After the massive victory for the BJP-led NDA coalition in the 2019 General Elections, the general sentiment was that India had voted for stability. This was evident from Inc42’s interactions with startup founders, investors as well as ecosystem stakeholders over the past week.
But we wanted to go beyond just talking to a few startup founders and throw the floor open to the entire startup ecosystem in India. The Inc42 survey that sought to understand the startup ecosystem’s expectations from the Narendra Modi-led government, has thrown up some interesting insights.
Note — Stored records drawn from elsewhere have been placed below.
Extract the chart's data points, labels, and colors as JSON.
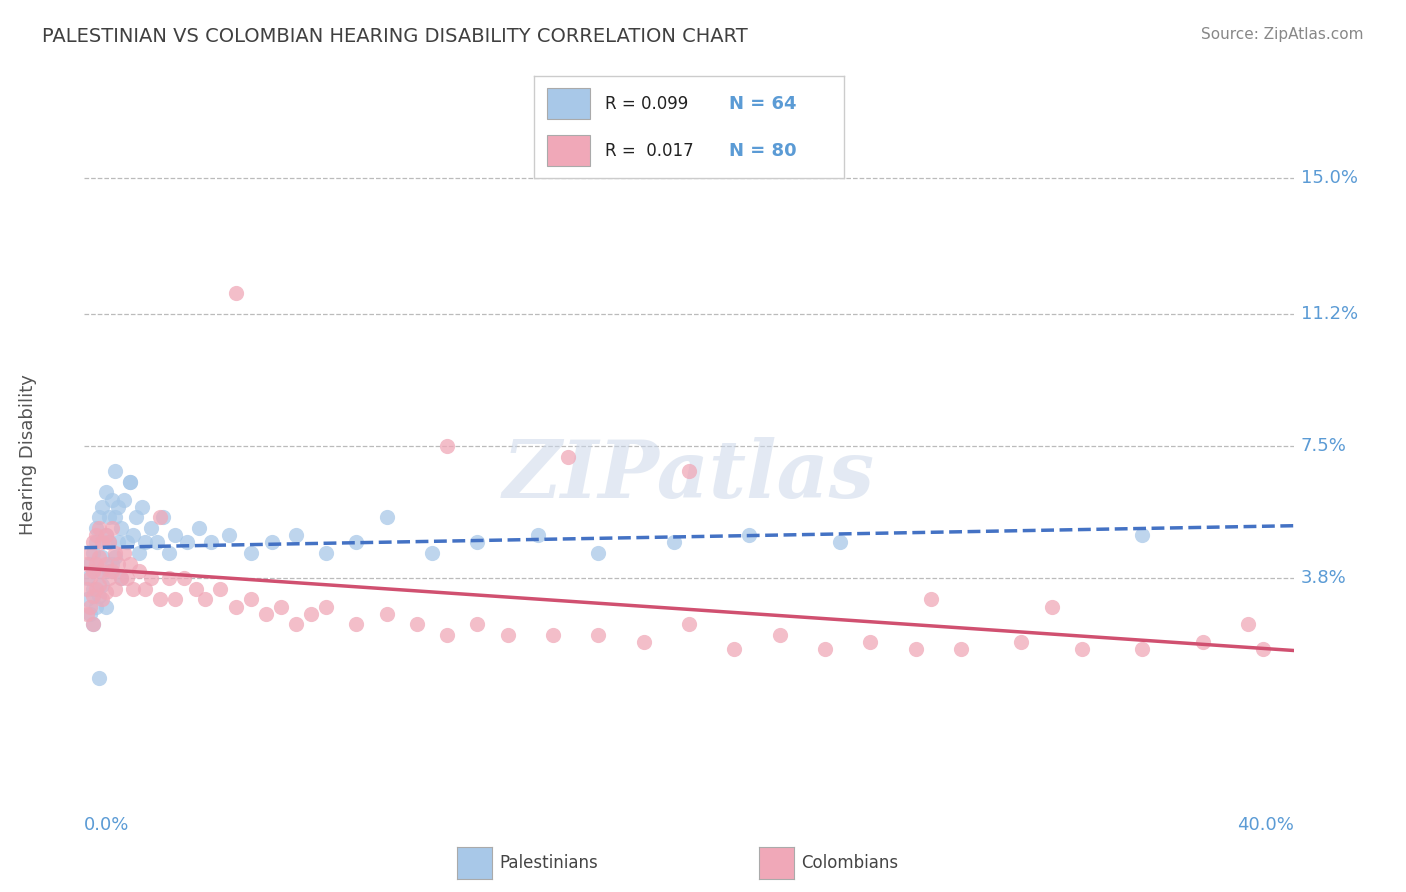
{
  "title": "PALESTINIAN VS COLOMBIAN HEARING DISABILITY CORRELATION CHART",
  "source": "Source: ZipAtlas.com",
  "ylabel": "Hearing Disability",
  "r_values": [
    0.099,
    0.017
  ],
  "n_values": [
    64,
    80
  ],
  "blue_color": "#a8c8e8",
  "pink_color": "#f0a8b8",
  "blue_line_color": "#4472c4",
  "pink_line_color": "#d05070",
  "axis_label_color": "#5b9bd5",
  "title_color": "#404040",
  "source_color": "#888888",
  "ytick_vals": [
    0.038,
    0.075,
    0.112,
    0.15
  ],
  "ytick_labels": [
    "3.8%",
    "7.5%",
    "11.2%",
    "15.0%"
  ],
  "xlim": [
    0.0,
    0.4
  ],
  "ylim": [
    -0.025,
    0.17
  ],
  "background_color": "#ffffff",
  "grid_color": "#bbbbbb",
  "watermark": "ZIPatlas",
  "palestinians_x": [
    0.001,
    0.001,
    0.002,
    0.002,
    0.003,
    0.003,
    0.003,
    0.004,
    0.004,
    0.004,
    0.005,
    0.005,
    0.005,
    0.006,
    0.006,
    0.006,
    0.007,
    0.007,
    0.007,
    0.008,
    0.008,
    0.008,
    0.009,
    0.009,
    0.01,
    0.01,
    0.011,
    0.011,
    0.012,
    0.012,
    0.013,
    0.014,
    0.015,
    0.016,
    0.017,
    0.018,
    0.019,
    0.02,
    0.022,
    0.024,
    0.026,
    0.028,
    0.03,
    0.034,
    0.038,
    0.042,
    0.048,
    0.055,
    0.062,
    0.07,
    0.08,
    0.09,
    0.1,
    0.115,
    0.13,
    0.15,
    0.17,
    0.195,
    0.22,
    0.25,
    0.01,
    0.015,
    0.35,
    0.005
  ],
  "palestinians_y": [
    0.038,
    0.032,
    0.042,
    0.028,
    0.045,
    0.035,
    0.025,
    0.048,
    0.03,
    0.052,
    0.04,
    0.055,
    0.033,
    0.044,
    0.058,
    0.036,
    0.05,
    0.062,
    0.03,
    0.055,
    0.048,
    0.04,
    0.06,
    0.042,
    0.055,
    0.044,
    0.058,
    0.048,
    0.052,
    0.038,
    0.06,
    0.048,
    0.065,
    0.05,
    0.055,
    0.045,
    0.058,
    0.048,
    0.052,
    0.048,
    0.055,
    0.045,
    0.05,
    0.048,
    0.052,
    0.048,
    0.05,
    0.045,
    0.048,
    0.05,
    0.045,
    0.048,
    0.055,
    0.045,
    0.048,
    0.05,
    0.045,
    0.048,
    0.05,
    0.048,
    0.068,
    0.065,
    0.05,
    0.01
  ],
  "colombians_x": [
    0.001,
    0.001,
    0.001,
    0.002,
    0.002,
    0.002,
    0.003,
    0.003,
    0.003,
    0.003,
    0.004,
    0.004,
    0.004,
    0.005,
    0.005,
    0.005,
    0.006,
    0.006,
    0.006,
    0.007,
    0.007,
    0.007,
    0.008,
    0.008,
    0.009,
    0.009,
    0.01,
    0.01,
    0.011,
    0.012,
    0.013,
    0.014,
    0.015,
    0.016,
    0.018,
    0.02,
    0.022,
    0.025,
    0.028,
    0.03,
    0.033,
    0.037,
    0.04,
    0.045,
    0.05,
    0.055,
    0.06,
    0.065,
    0.07,
    0.075,
    0.08,
    0.09,
    0.1,
    0.11,
    0.12,
    0.13,
    0.14,
    0.155,
    0.17,
    0.185,
    0.2,
    0.215,
    0.23,
    0.245,
    0.26,
    0.275,
    0.29,
    0.31,
    0.33,
    0.35,
    0.37,
    0.39,
    0.025,
    0.12,
    0.2,
    0.32,
    0.385,
    0.05,
    0.16,
    0.28
  ],
  "colombians_y": [
    0.042,
    0.035,
    0.028,
    0.045,
    0.038,
    0.03,
    0.048,
    0.04,
    0.033,
    0.025,
    0.05,
    0.042,
    0.035,
    0.052,
    0.044,
    0.036,
    0.048,
    0.04,
    0.032,
    0.05,
    0.042,
    0.034,
    0.048,
    0.038,
    0.052,
    0.04,
    0.045,
    0.035,
    0.042,
    0.038,
    0.045,
    0.038,
    0.042,
    0.035,
    0.04,
    0.035,
    0.038,
    0.032,
    0.038,
    0.032,
    0.038,
    0.035,
    0.032,
    0.035,
    0.03,
    0.032,
    0.028,
    0.03,
    0.025,
    0.028,
    0.03,
    0.025,
    0.028,
    0.025,
    0.022,
    0.025,
    0.022,
    0.022,
    0.022,
    0.02,
    0.025,
    0.018,
    0.022,
    0.018,
    0.02,
    0.018,
    0.018,
    0.02,
    0.018,
    0.018,
    0.02,
    0.018,
    0.055,
    0.075,
    0.068,
    0.03,
    0.025,
    0.118,
    0.072,
    0.032
  ]
}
Overall, startups stated that they want more regulations in certain aspects of the startup ecosystem, and many sought more clarity on matters such as Angel Tax or tax breaks for startups. Additionally, many of the respondents were concerned about the slow pace of the Indian bureaucracy, as well as skill development targets for India and the lack of seed and late-stage funding.
What Does Indian Startup Ecosystem Want From The New Government?
As the new cabinet was sworn in this week and PM Modi takes charge for a second term, it’s time to understand what the startup ecosystem expects from the new government including the high priority infrastructure changes and improvements in the Startup India initiative. The survey was addressed to all stakeholders in the ecosystem, including startup founders, VCs, angel investors, incubators and more.
When asked about the top priority for the new government, the Indian startup ecosystem’s responses were overwhelmingly in favour of improving the seed and late stage funding prospects in the ecosystem. A whopping 62.8% of respondents wanted the government to boost seed and late stage funding as a top priority.
Among the other top priorities, startups calling for angel tax to be abolished (44.20%) was neck and neck with startups asking for GST exemption for startup products (45.35%).
Surprisingly, the startups that responded to the survey were not overly concerned about the economic slowdown that many experts expect will arrive. Economic growth slowed to 6.6% in the quarter ending December, the slowest in six quarters. Just 12.8% of respondents said that ‘tackling the expected economic slowdown’ should be the government’s top priority.
The Startup India programme has been the biggest government-sanctioned boost for the ecosystem. This is best reflected in the growth of the ecosystem in the past five years. However, startups still believe that the Startup India programme has some gaps that need to be addressed. The highest expectation in terms of improvements was towards funding and incubation support. 45.3% of respondents called for more state-level funding and incubator support, while 44.2% of startups wanted increased funding through the Startup India Fund of Funds.
The Indian startup ecosystem has come a long way over the past decade and we are entering a golden age for startups where growth is likely to come faster thanks to the infrastructure already in place. That being said, there’s a lot of room for improvement in many areas. For startups, the biggest infrastructural hurdle is the cost of doing business, with 81.4% of respondents calling it a major obstacle. The slow pace of bureaucracy was the second biggest in terms of votes with 74.4% respondents calling for an immediate overhaul in this sphere. Other issues on the radar of startups from an infrastructural point of view were India’s low per capita income (43.0% respondents) and logistics issues (39.5%).
Of course, startups are not just about government policy, funding and incentives. They are built by people and talent, so developing these is crucial for a tech-dependent ecosystem. Most startup respondents (65.1%) wanted more institutes teaching entrepreneurial skills, while upskilling programmes for the workforce at the state level earned 61.6% of the votes in the survey.
The New Government’s Promises For Startups
In its election manifesto, the Bharatiya Janata Party has promised an investment of INR 100 Lakh Cr ($14.36 Bn) in the infrastructure sector during the next five years. The major promises made in the manifesto were:
- Facilitating the establishment of 50,000 new startups in the nation by 2024
- Creating 100 Innovation Zones in Urban Local Bodies (ULBs)
- Setting up 500 new incubators and accelerators by 2024
- To promote and encourage Startups through the creation of a ‘Seed Startup Fund’ of INR 20,000 Cr
- To launch a new scheme to provide collateral-free credit up to INR 50 lakh for entrepreneurs. Of this, the party will guarantee 50% of the loan amount for female entrepreneurs and 25% of the loan amount for male entrepreneurs
- To setup new ‘Entrepreneurial Northeast’ scheme to provide financial support to the micro, small and medium industries and for employment generation in the Northeastern state
- To take the number of beneficiaries of Mudra loans up to 30 Cr
- Easing the regulatory requirement for startups
- Targeting time spent on tax compliance at 1 hour per month
While the promises, as always, are great in number, it remains to be seen how many of these are followed through by the new government, which was sworn in this week.